The tragedy also highlights broader regional issues. Across East Africa, from Kenya to Tanzania, road accidents remain among the leading causes of death. Despite massive investments in highways and flyovers, enforcement and driver training lag far behind. A culture of speeding and cutting corners undermines every new project. In Uganda, where public transport is largely privatized, competition for passengers pushes companies to prioritize profits over safety.

In the villages along the crash site, grief and anger mingle. Families search through the wreckage for missing loved ones. The air smells of burned metal and diesel. “We’ve been crying for better roads for years,” said a local elder, shaking his head. “They come to cut ribbons when a new road opens, but they never come when people die.”

Online, Ugandans are venting frustration. Social media is flooded with photos of twisted metal and condolence posts. “Another bus, another graveyard,” one user wrote bitterly.

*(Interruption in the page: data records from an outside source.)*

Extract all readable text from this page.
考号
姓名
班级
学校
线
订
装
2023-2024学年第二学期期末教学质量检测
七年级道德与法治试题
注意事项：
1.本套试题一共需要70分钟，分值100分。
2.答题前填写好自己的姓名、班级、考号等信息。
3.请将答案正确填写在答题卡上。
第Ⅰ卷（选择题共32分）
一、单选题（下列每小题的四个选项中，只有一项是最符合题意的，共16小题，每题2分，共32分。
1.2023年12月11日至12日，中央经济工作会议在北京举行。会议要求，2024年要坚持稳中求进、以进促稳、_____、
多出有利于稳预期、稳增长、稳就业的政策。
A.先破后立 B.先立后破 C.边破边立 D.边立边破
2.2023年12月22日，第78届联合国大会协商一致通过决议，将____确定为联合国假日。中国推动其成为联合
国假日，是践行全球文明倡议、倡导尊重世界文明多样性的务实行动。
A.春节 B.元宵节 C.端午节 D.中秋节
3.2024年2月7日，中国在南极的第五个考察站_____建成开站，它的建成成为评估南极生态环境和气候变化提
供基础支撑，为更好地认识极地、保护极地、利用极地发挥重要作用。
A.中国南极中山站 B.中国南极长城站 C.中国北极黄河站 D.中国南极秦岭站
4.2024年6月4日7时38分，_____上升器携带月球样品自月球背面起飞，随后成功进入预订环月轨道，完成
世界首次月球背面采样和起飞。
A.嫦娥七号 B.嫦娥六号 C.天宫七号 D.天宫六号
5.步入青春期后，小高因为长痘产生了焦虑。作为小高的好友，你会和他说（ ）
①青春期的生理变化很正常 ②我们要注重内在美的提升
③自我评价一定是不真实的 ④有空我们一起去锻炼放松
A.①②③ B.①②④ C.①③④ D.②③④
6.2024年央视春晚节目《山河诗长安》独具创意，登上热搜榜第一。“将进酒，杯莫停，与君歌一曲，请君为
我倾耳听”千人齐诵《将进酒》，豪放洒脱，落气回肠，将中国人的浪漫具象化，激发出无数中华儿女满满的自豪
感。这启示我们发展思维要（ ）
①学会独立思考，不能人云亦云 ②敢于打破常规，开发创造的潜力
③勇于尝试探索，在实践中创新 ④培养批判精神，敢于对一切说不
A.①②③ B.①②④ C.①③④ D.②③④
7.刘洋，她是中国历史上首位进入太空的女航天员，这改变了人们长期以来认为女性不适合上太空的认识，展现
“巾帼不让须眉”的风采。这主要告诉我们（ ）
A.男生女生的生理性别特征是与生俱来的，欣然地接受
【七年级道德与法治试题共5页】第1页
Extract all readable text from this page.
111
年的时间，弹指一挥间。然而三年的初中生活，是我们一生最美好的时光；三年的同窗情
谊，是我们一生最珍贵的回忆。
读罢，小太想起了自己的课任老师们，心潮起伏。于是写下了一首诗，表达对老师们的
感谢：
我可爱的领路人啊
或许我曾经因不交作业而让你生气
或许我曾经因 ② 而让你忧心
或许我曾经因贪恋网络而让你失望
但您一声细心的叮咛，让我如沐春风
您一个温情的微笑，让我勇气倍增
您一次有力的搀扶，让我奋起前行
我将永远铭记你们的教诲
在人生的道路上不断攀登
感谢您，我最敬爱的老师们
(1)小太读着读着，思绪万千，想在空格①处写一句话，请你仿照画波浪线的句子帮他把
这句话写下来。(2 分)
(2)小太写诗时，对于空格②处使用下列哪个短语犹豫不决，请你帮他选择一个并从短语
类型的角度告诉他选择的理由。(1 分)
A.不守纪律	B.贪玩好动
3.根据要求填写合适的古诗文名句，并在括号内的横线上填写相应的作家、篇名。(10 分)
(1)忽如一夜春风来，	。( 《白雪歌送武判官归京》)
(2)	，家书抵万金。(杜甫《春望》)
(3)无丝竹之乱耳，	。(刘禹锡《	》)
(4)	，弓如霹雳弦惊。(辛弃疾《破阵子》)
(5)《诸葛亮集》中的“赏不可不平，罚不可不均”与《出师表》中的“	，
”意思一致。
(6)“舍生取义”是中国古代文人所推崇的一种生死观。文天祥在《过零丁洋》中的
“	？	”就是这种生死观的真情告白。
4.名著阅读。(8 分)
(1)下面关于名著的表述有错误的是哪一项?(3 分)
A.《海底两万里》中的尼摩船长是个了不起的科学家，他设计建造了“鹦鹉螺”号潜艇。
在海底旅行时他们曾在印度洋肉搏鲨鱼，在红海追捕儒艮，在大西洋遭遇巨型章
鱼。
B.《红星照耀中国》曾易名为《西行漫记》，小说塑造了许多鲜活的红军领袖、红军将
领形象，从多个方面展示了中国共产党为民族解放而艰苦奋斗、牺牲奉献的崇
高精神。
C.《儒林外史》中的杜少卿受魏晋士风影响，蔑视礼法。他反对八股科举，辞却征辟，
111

The phrase has become grim shorthand for a national crisis that feels both inevitable and ignored.

The victims’ names will fade, replaced by new ones when the next bus overturns on the next bad road. Unless Uganda changes how it views road safety — not as a traffic issue, but as a national priority — the headlines will keep repeating themselves.

For now, Luweero mourns its dead. The families will bury their loved ones under the red soil that has seen too many funerals. And on Uganda’s roads, buses will keep roaring into the night — fast, full, and fragile.